It's any parent's nightmare - a vehicle is stolen with children inside. It may sound unlikely, but it can and does happen in the blink of an eye.
On the morning of March 18, Jackson Day's father went into the Covington Shell Gas Station on 4th Street to pay for gas. Moments later two suspects jumped into his 2005 Dodge Caravan and took off with the 4-year-old boy in the backseat.
Thankfully, the child wasn't harmed and the suspects were taken into custody.
But how many parents really do leave their kids in the car for just a minute and hope a nightmare like that doesn't happens to them?
A running car left unattended is an open invitation to steal.
"All it's doing is giving these criminals the opportunity to jump in there and be gone before you know it," said Lt. Rich Whitford with the Fort Thomas Police Department.

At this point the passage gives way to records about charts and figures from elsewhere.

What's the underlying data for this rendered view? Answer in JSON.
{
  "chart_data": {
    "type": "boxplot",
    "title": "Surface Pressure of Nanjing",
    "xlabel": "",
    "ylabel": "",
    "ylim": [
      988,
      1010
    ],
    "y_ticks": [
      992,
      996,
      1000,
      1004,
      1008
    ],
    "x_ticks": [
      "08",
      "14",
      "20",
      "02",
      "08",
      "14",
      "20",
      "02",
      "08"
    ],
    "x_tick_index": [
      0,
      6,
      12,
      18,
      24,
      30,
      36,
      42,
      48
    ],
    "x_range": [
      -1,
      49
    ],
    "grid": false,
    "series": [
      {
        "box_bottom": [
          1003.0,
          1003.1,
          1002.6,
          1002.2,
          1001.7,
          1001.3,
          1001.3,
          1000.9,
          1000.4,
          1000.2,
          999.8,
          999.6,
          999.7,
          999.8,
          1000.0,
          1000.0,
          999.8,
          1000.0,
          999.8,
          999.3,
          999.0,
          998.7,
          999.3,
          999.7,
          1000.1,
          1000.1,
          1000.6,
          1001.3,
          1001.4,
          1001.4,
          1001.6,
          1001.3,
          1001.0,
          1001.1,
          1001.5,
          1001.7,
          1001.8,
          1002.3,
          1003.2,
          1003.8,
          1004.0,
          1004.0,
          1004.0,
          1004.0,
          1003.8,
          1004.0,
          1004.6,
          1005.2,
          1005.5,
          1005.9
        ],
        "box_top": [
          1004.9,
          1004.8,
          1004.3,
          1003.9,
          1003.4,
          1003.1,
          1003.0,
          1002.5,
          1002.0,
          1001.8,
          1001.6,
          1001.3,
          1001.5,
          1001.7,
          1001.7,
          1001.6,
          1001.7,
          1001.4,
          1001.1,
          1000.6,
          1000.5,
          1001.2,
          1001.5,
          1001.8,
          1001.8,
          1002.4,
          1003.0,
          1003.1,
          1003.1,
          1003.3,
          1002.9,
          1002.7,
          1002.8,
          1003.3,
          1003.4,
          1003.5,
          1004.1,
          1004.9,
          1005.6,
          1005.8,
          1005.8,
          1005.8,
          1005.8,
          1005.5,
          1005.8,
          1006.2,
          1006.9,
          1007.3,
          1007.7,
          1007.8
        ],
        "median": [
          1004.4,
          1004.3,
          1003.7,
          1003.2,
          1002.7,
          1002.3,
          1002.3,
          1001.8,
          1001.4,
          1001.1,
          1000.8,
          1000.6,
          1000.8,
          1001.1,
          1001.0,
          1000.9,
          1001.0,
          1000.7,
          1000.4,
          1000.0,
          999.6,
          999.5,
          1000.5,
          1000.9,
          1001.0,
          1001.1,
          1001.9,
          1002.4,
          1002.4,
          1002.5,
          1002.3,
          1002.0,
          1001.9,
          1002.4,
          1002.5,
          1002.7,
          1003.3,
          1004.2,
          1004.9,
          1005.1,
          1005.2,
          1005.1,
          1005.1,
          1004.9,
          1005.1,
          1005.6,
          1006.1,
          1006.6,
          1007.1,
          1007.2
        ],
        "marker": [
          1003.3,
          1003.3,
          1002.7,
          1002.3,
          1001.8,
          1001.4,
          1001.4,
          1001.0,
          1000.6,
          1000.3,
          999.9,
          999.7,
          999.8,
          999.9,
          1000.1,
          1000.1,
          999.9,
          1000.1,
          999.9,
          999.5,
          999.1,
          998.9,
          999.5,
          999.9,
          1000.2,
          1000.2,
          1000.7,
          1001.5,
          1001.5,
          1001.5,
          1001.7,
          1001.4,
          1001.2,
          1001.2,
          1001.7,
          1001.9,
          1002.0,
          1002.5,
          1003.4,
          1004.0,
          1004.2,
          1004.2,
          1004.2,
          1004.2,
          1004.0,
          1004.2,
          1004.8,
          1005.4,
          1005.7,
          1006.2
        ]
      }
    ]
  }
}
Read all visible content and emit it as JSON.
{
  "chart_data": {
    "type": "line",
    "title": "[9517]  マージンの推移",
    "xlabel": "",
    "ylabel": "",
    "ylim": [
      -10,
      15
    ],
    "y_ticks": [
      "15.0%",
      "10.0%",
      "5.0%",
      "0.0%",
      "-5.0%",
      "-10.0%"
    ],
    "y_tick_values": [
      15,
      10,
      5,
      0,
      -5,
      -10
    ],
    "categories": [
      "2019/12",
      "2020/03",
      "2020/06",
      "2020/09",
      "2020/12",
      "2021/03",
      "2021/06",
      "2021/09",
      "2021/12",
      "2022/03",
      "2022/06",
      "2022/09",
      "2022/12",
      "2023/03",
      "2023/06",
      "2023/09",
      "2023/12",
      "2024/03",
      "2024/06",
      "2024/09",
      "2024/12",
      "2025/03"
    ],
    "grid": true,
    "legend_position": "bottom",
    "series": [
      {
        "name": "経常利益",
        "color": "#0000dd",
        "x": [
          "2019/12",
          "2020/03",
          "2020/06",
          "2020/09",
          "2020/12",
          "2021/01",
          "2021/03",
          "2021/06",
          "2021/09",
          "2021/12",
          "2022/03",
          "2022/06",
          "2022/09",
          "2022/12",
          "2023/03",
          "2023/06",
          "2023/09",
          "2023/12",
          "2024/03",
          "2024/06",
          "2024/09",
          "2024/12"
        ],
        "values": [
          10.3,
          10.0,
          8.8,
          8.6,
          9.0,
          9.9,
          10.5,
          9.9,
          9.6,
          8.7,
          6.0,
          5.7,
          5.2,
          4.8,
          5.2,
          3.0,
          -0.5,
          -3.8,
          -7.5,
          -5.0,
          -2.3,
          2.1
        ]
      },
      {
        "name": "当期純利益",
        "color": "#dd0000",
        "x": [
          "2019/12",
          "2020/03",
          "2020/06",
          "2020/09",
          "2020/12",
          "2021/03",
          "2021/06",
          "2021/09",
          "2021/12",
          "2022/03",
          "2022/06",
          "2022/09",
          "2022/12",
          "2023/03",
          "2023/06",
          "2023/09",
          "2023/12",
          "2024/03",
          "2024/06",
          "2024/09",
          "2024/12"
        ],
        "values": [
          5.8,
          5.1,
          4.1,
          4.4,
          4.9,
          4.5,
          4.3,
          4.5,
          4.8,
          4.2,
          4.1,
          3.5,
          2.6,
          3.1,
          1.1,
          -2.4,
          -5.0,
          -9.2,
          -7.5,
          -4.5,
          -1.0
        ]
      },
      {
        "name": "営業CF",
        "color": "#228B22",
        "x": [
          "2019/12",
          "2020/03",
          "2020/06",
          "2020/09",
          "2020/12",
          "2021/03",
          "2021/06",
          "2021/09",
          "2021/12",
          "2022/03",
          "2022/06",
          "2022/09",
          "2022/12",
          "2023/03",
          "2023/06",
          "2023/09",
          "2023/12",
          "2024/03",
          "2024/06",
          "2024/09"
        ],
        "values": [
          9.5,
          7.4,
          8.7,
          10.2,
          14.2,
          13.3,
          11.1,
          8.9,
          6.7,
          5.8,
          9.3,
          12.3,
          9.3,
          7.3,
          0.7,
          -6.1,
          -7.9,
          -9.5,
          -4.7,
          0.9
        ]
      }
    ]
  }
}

What if your kid was inside what becomes a stolen vehicle?
"You don't know how much you love them until something like this happens," said Judy Day, Jackson Day's grandmother.
"Just kept praying that they didn't hurt him and didn't do nothing to him," said Peggy Spradlin, Day's aunt.
Tri-state area police agencies as a whole investigate about 500 vehicle thefts a year. Most of those cases involve vehicles that are running and left unattended, but there are also cases that give innocent kids mini-joyrides.
"You turn your attention to the cashier, you turn around and your vehicle is gone, you have no idea, we had it happen here recently because it does happen here," said Whitford.
So why does it happen?
"There are so many scenarios where children are left in danger," said Whitford. "Just running into a store the child might be sleeping and might be buckled into a car seat and you think that you're only going to be a minute or two."
Several parents say they would not leave their kids in their car for any amount of time.
"Never, never, there are just too many things that can happen," said Marilyn Wilson. "You never plan on those things happening but just in case you don't want to be the one and the thought of something happening to my children because I made one of those rash decisions I wouldn't be good for the rest of my life so I made a choice a long time ago that I would never do that."
FOX19 News went undercover, spending several days at convenience stores, post offices and gas stations to see how many parents really do refuse to take a chance of leaving their kids alone, even for just a minute. In the hours we watched, no one left their kids.
"I don't even think that it's complacency, I just think that you don't think that it's going to be you and it one of those things where you say it's going to be OK and that is the way that I like to operate at, that everything is going to be OK but I'm still responsible," said Wilson. "Those kids didn't ask to be here, it our jobs to take care of them I don't care how inconvenient it is...take those kids with you."
In some cases, leaving children unattended in a car can lead to criminal charges.
"Yes, it is in the state of Kentucky. It is against the law to leave a vehicle running unattended, said Whitford.
Police and child advocates say if you're in the situation, make the judgment simple. Turn your car off and don't leave your kids alone.